Latest update December 25th, 2024 1:10 AM
Apr 09, 2009 Editorial
Of recent, the chattering classes have once again begun obsessing about “power sharing”, “shared governance” and other such political devises. They all presume radical changes in our system of democracy – away from the majoritorian one we presently practice.
More pointedly, what these theorists are proposing is that we dump our methodology for selecting a government (by choosing the party or parties that can garner the largest bloc of seats at the general election) and insist that – by some as yet unaccepted agglomeration methodology – all or most of the political parties around coalesce to form the government.
The reason for this intrepid – or foolhardy, depending on one’s perspective – innovation, is that such a government would be more “inclusive” and ipso facto, become more effective than the ones chosen after independence. One is not immediately convinced by the logic of this argument.
At the very minimum, increased size has rarely been used as a rationale for more efficient/effective decision-making or policy implementation. One may assume greater legitimacy for decisions that affect the wider collective – as with the recent expansion of G-8 to G-20 – but never greater effectiveness.
However, one may argue that greater legitimacy in decisions that affect an entire country is nothing to shrug off lightly. It might make more citizens put their shoulders to the national wheel and deliver greater bounties for all of us to share.
But is it a fact that citizens who voted for the opposition don’t give it their all in their day-to-day endeavours? We do not believe that this is the case since it would be a matter of cutting one’s nose not just to spoil one’s face but one’s entire livelihood: we just do not have so many practitioners of Hara-Kiri in Guyana.
Then there is the argument that the government is discriminating against supporters of the opposition in doling out the national patrimony and the inclusion of the latter would ensure a more equitable distribution.
Now this charge is not unexpected and is a standard one trotted out by opposition forces the world over – but not the prescription. After sixteen years, one would have expected that by now the opposition would have compiled a hefty dossier with documented proof on the alleged discriminatory practices that they could share with the country. This has not been forthcoming.

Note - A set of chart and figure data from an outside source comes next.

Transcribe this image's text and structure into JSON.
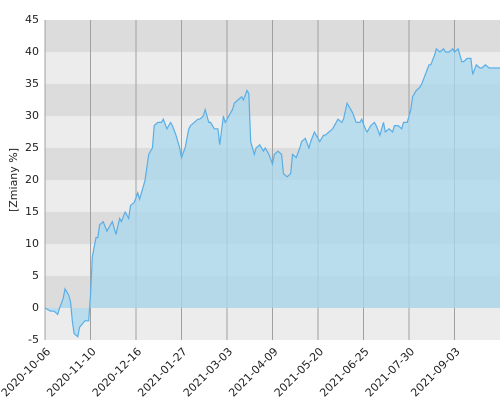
{
  "chart_data": {
    "type": "area",
    "y_label": "[Zmiany %]",
    "x": [
      0,
      3,
      5,
      7,
      8,
      10,
      11,
      13,
      14,
      15,
      16,
      18,
      19,
      22,
      24,
      25,
      26,
      28,
      29,
      30,
      32,
      34,
      36,
      37,
      39,
      41,
      42,
      44,
      46,
      47,
      49,
      51,
      52,
      54,
      55,
      57,
      59,
      60,
      62,
      64,
      65,
      67,
      69,
      70,
      72,
      74,
      75,
      77,
      79,
      80,
      82,
      84,
      85,
      87,
      88,
      90,
      91,
      93,
      95,
      96,
      98,
      99,
      101,
      103,
      104,
      106,
      108,
      109,
      111,
      112,
      113,
      115,
      116,
      118,
      120,
      121,
      123,
      125,
      126,
      128,
      130,
      131,
      133,
      135,
      136,
      138,
      140,
      141,
      143,
      145,
      146,
      148,
      149,
      151,
      153,
      154,
      156,
      158,
      159,
      161,
      163,
      164,
      166,
      168,
      169,
      171,
      173,
      174,
      176,
      177,
      179,
      181,
      182,
      184,
      186,
      187,
      189,
      191,
      192,
      194,
      196,
      197,
      199,
      201,
      202,
      204,
      206,
      207,
      209,
      211,
      212,
      214,
      215,
      217,
      219,
      220,
      222,
      224,
      225,
      227,
      229,
      230,
      232,
      234,
      235,
      237,
      239,
      240,
      242,
      244,
      245,
      247,
      248,
      250
    ],
    "values": [
      0,
      -0.5,
      -0.5,
      -1,
      0,
      1.5,
      3,
      2,
      1,
      -2,
      -4,
      -4.5,
      -3,
      -2,
      -2,
      2,
      8,
      11,
      11,
      13,
      13.5,
      12,
      13,
      13.5,
      11.5,
      14,
      13.5,
      15,
      14,
      16,
      16.5,
      18,
      17,
      19,
      20,
      24,
      25,
      28.5,
      29,
      29,
      29.5,
      28,
      29,
      28.5,
      27,
      25,
      23.5,
      25,
      28,
      28.5,
      29,
      29.5,
      29.5,
      30,
      31,
      29,
      29,
      28,
      28,
      25.5,
      30,
      29,
      30,
      31,
      32,
      32.5,
      33,
      32.5,
      34,
      33.5,
      26,
      24,
      25,
      25.5,
      24.5,
      25,
      24,
      22.5,
      24,
      24.5,
      24,
      21,
      20.5,
      21,
      24,
      23.5,
      25,
      26,
      26.5,
      25,
      26,
      27.5,
      27,
      26,
      27,
      27,
      27.5,
      28,
      28.5,
      29.5,
      29,
      29.5,
      32,
      31,
      30.5,
      29,
      29,
      29.5,
      28,
      27.5,
      28.5,
      29,
      28.5,
      27,
      29,
      27.5,
      28,
      27.5,
      28.5,
      28.5,
      28,
      29,
      29,
      31,
      33,
      34,
      34.5,
      35,
      36.5,
      38,
      38,
      39.5,
      40.5,
      40,
      40.5,
      40,
      40,
      40.5,
      40,
      40.5,
      38.5,
      38.5,
      39,
      39,
      36.5,
      38,
      37.5,
      37.5,
      38,
      37.5,
      37.5,
      37.5,
      37.5,
      37.5
    ],
    "line_color": "#5aaee6",
    "fill_color": "#a8d8ee",
    "xlim": [
      0,
      250
    ],
    "xticks": [
      {
        "value": 0,
        "label": "2020-10-06"
      },
      {
        "value": 25,
        "label": "2020-11-10"
      },
      {
        "value": 50,
        "label": "2020-12-16"
      },
      {
        "value": 75,
        "label": "2021-01-27"
      },
      {
        "value": 100,
        "label": "2021-03-03"
      },
      {
        "value": 125,
        "label": "2021-04-09"
      },
      {
        "value": 150,
        "label": "2021-05-20"
      },
      {
        "value": 175,
        "label": "2021-06-25"
      },
      {
        "value": 200,
        "label": "2021-07-30"
      },
      {
        "value": 225,
        "label": "2021-09-03"
      }
    ],
    "ylim": [
      -5,
      45
    ],
    "yticks": [
      -5,
      0,
      5,
      10,
      15,
      20,
      25,
      30,
      35,
      40,
      45
    ],
    "grid": true
  }
}
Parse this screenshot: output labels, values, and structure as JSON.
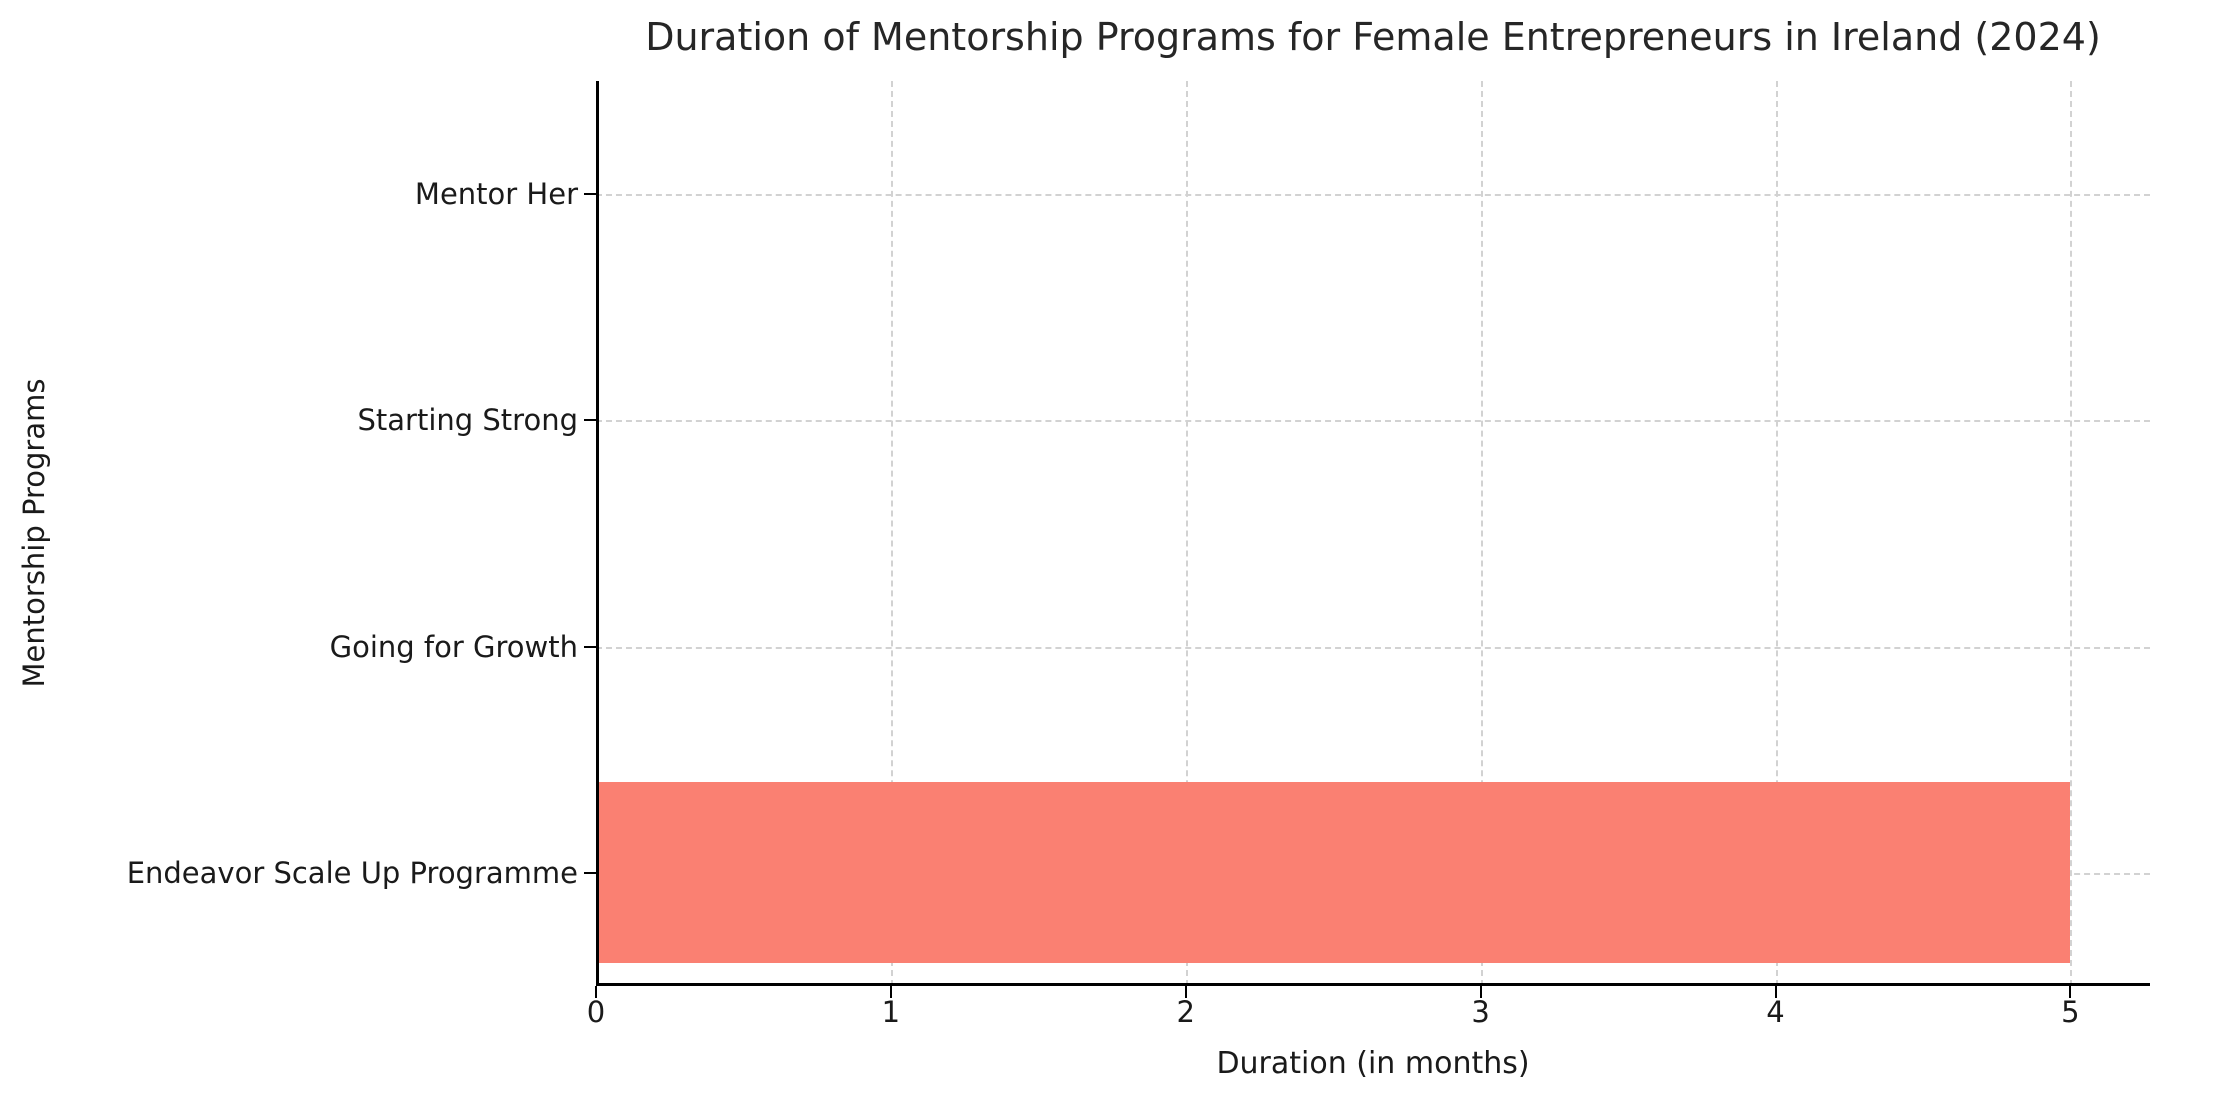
{
  "chart_data": {
    "type": "bar",
    "orientation": "horizontal",
    "title": "Duration of Mentorship Programs for Female Entrepreneurs in Ireland (2024)",
    "xlabel": "Duration (in months)",
    "ylabel": "Mentorship Programs",
    "categories": [
      "Mentor Her",
      "Starting Strong",
      "Going for Growth",
      "Endeavor Scale Up Programme"
    ],
    "values": [
      0,
      0,
      0,
      5
    ],
    "x_ticks": [
      0,
      1,
      2,
      3,
      4,
      5
    ],
    "xlim": [
      0,
      5.27
    ],
    "bar_color": "#FA8072",
    "grid": "dashed",
    "grid_color": "#d2d2d2",
    "axis_color": "#000000",
    "text_color": "#262626",
    "background_color": "#ffffff",
    "legend": "none",
    "bar_height_fraction": 0.8
  }
}
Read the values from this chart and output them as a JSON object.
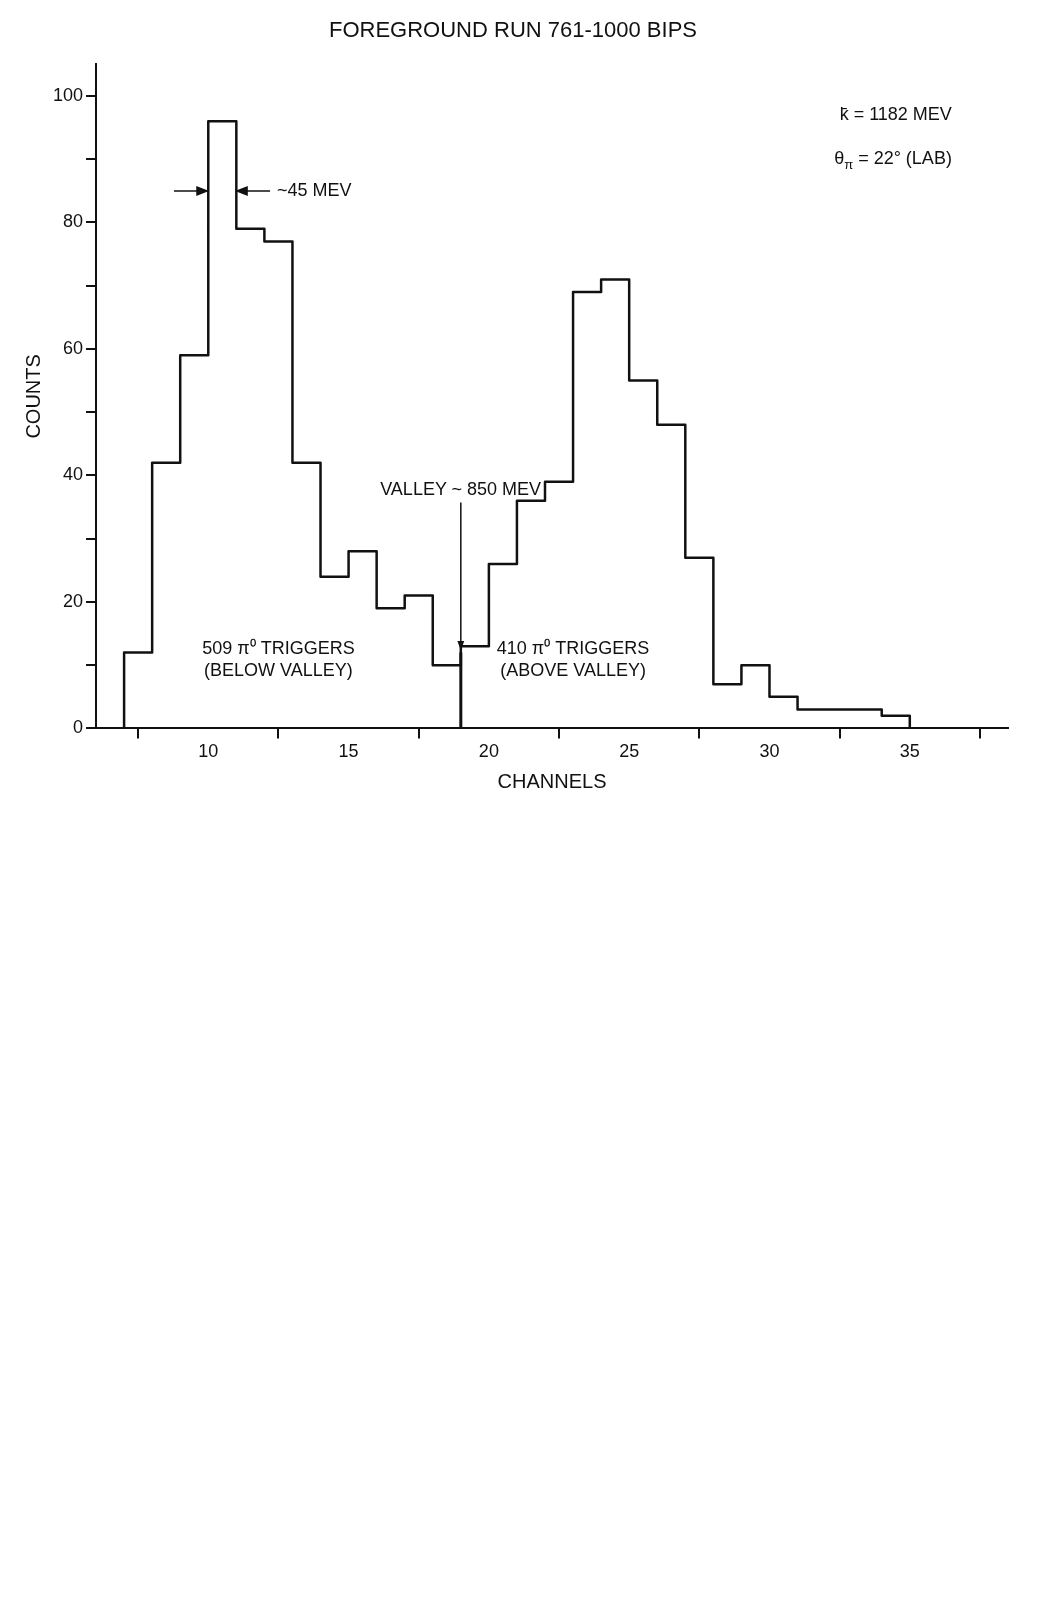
{
  "chart_data": {
    "type": "histogram",
    "title": "FOREGROUND RUN 761-1000 BIPS",
    "xlabel": "CHANNELS",
    "ylabel": "COUNTS",
    "bins": [
      7,
      8,
      9,
      10,
      11,
      12,
      13,
      14,
      15,
      16,
      17,
      18,
      19,
      20,
      21,
      22,
      23,
      24,
      25,
      26,
      27,
      28,
      29,
      30,
      31,
      32,
      33,
      34,
      35
    ],
    "values": [
      12,
      42,
      59,
      96,
      79,
      77,
      42,
      24,
      28,
      19,
      21,
      10,
      13,
      26,
      36,
      39,
      69,
      71,
      55,
      48,
      27,
      7,
      10,
      5,
      3,
      3,
      3,
      2
    ],
    "color": "#111111",
    "xlim": [
      6,
      38.5
    ],
    "xticks": [
      10,
      15,
      20,
      25,
      30,
      35
    ],
    "series": [
      {
        "type": "line",
        "x": [
          19,
          19
        ],
        "values": [
          0,
          12
        ],
        "color": "#111111"
      }
    ],
    "ylim": [
      0,
      105
    ],
    "yticks": [
      0,
      {
        "value": 10,
        "label": null
      },
      20,
      {
        "value": 30,
        "label": null
      },
      40,
      {
        "value": 50,
        "label": null
      },
      60,
      {
        "value": 70,
        "label": null
      },
      80,
      {
        "value": 90,
        "label": null
      },
      100
    ],
    "annotations": [
      "k̄ = 1182 MEV",
      "θ$_{π}$ = 22° (LAB)",
      "509 π⁰ TRIGGERS\n(BELOW VALLEY)",
      "410 π⁰ TRIGGERS\n(ABOVE VALLEY)",
      {
        "text": "VALLEY ~ 850 MEV",
        "x": 19,
        "y": 12
      },
      "~45 MEV"
    ],
    "legend": false
  }
}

And this brings us to the ethnic argument, floated most recently by the UN expert on minority affairs: Afro-Guyanese perceive themselves as “marginalised”. While there may unquestionably be such a perception, the $64,000 question is whether constituting a government is the best way to overcome such perceptions. And whether it will not push our national integration backwards as politicians represent explicit “ethnic interests”.
We had two such experiments recently – in Kenya and Zimbabwe – in which the former is foundering and the latter never got off the ground because such interests are frequently incommensurable with the realities of the overarching polity.
Horse trading politics can never work when there are just not enough horses for everyone, and no one wants to sacrifice for the national good.
Apart from the aforementioned and other substantive reasons why the opposition may argue for their inclusion into the corridors of power, there arises the question as to why would the party in power – in the face of an increasingly fragmented opposition – entertain such ideas.
At the most mundane level, there is the issue of the inevitable dilution of power and the need to push some of their comrades overboard to accommodate the newfound “allies” from across the aisles. In the cold world of politics, there would have to be some quid pro quo – or more earthily, some mutual back-scratching. So what is the opposition willing to put forward?
In 1999, violence in the streets forced the government to concede changes – but changes in governmental structures were not requested by the opposition. Before those changes could even be digested, there came the new demands for “shared governance”.
So what if, as is happening in Kenya and Zimbabwe, the politicians founder while divvying up the gravy? Request communal rolls? Where does it end? And if it is not to be violence, what other “quid” is available?